Rabbi Eliashiv believes the new initiative will kill two birds with one stone: Adamant secular Jews will be buried in a separate cemetery, and "irreligious" individuals who are now buried at the edge of the Jewish cemetery in Har Hamenuchot will be buried there, too. The Hevra Kadisha societies' monopoly on burial in Jerusalem currently requires that they also handle the remains of the "irreligious" deceased, but all except the largest burial society in the capital, Kehilat Yerushalayim, refuse to do so. A few years ago, Kehilat Yerushalayim established a special section at the edge of Har Hamenuchot for this purpose.

"The rabbi said, 'What's the problem? If someone declares that he is not religious and never was religious, why should we bury him among Jews,'" the rabbi's assistant quoted. "'On the contrary, we should be happy. According to halakha, it is forbidden to bury someone like that in a Jewish burial. What we want is to avoid mixing.'"

Thus, Lupolianski's "pluralism" actually derives from the exalted conservatism of his patron. Rabbi Eliashiv may stand as a fortified wall in the face of civil marriages and demand control of Beit Din religious courts, but in many matters he prefers to avoid punishment by secular Jews.

Dr. Rami Reiner, who recently lectured on the rabbi's rulings at the Van Leer Institute, says this approach was also reflected in Eliashiv's ruling that Jews must not formally mourn the death of Yisrael Segal, a journalist who denounced his ultra-Orthodox background. Reiner maintains this stance was also expressed in the rabbi's ban on registering marriages in which one of the spouses is a convert to Judaism who does not observe halakha.

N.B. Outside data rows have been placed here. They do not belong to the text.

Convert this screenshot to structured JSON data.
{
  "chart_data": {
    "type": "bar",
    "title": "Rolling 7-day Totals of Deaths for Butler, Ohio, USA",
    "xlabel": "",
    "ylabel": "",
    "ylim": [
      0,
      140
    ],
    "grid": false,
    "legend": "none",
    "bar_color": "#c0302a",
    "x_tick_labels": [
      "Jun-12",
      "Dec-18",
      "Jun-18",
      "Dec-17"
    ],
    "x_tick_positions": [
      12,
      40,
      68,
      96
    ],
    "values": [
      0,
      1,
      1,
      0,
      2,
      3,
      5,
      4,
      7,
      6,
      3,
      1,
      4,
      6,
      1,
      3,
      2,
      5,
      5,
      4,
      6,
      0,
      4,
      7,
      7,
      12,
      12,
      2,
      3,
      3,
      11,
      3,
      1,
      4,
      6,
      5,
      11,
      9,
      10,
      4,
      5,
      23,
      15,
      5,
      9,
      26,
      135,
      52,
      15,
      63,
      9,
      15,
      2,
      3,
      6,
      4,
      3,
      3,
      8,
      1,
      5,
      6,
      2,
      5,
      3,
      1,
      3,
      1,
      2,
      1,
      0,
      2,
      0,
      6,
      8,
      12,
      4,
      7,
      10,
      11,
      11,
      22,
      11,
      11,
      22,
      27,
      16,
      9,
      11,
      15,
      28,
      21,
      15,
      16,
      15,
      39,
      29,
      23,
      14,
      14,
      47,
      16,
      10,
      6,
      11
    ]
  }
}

In any case, Kehilat Yerushalayim is not worried that the new initiative will erode its revenues. "There will be no great demand for civil burial in a city in which most of the residents are religious or traditional Jews," noted Kehilat Yerushalayim Director Hananya Shahor. He is certain that the "irreligious" will continue to be buried in his own special section of the cemetery rather than the civil cemetery, which may or may not be built. "I do most of the burials in Jerusalem, and to date, I have never had to market myself. People come to us because of the service."